Por Julián Gil de Sagredo


A medida que la persona se descristianiza, sus derechos individuales se socializan; y a medida que la sociedad, por la descristianización de sus miembros, empieza a paganizarse, el Poder Público empieza también a absorber las funciones sociales. Dada la bipolaridad, individual y social, de que está dotada la persona humana, lo que en ese difícil equilibrio pierde el individuo lo gana la sociedad, y lo que pierde la sociedad lo gana el Estado. Con ello vamos pasando insensiblemente desde la civilización cristiana, que armoniza los derechos de la persona, de la sociedad y del Estado en un orden jerárquico, que subordina el Estado a la sociedad y la sociedad a la persona, a la civilización pagana, que, invirtiendo la jerarquía de valores, subordina la persona a la sociedad y la sociedad al Estado. La Historia confirma el proceso expuesto.

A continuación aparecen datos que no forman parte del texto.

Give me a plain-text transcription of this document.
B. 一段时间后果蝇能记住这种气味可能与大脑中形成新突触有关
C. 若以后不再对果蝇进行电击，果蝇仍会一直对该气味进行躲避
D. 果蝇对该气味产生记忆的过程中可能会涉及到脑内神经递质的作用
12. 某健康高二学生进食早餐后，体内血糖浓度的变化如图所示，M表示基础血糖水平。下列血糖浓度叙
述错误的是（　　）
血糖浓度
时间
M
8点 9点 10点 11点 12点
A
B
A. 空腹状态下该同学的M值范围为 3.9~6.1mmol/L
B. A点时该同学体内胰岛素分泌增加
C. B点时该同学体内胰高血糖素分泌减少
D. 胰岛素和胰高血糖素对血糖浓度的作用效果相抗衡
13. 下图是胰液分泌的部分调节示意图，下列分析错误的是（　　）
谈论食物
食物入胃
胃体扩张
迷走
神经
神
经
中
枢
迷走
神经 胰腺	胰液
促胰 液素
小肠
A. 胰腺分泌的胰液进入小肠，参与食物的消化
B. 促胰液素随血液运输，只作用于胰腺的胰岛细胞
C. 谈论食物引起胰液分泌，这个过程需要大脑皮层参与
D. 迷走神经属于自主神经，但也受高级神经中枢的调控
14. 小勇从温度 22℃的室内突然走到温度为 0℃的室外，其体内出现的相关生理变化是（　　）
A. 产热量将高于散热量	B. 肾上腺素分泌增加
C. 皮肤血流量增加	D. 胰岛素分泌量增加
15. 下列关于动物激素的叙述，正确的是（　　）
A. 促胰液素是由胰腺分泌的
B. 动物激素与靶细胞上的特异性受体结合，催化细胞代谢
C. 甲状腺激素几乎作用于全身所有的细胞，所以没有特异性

La constitución política romana nació socialista: el interés de la “res-pública” fue el supremo y único fin que la inspiró, y al mismo quedaron sometidos la persona, la familia y la sociedad. El Derecho Privado, a pesar de sus conatos de autonomía institucional, permaneció sometido al Derecho Político, puesto que la personalidad y la libertad, que son su eje y fundamento, no fueron reconocidas ni garantizadas por sí mismas, sino como consecuencia de la ciudadanía romana: para ser libre, para tener derechos, no bastaba ser persona: había que ser “civis romanus”, había que estar sometido al Estado Romano. Y cuando aquel supremo y único interés de la “res-pública” se identificó con la persona del César, éste asumió el dominio totalitario sobre las personas y sobre las cosas: los intereses sociales se confundieron con los intereses personales del Emperador: el Derecho Político se confundió con el Derecho del Príncipe. “Quod principi placet, legis habet vigorem”. La voluntad, el capricho, la arbitrariedad del Príncipe tiene fuerza de Ley. Ese socialismo que culmina en la tiranía, exigía un igualitarismo uniforme y servil, necesario pedestal de un Poder despótico, que dominaba con facilidad a una masa nivelada de esclavos.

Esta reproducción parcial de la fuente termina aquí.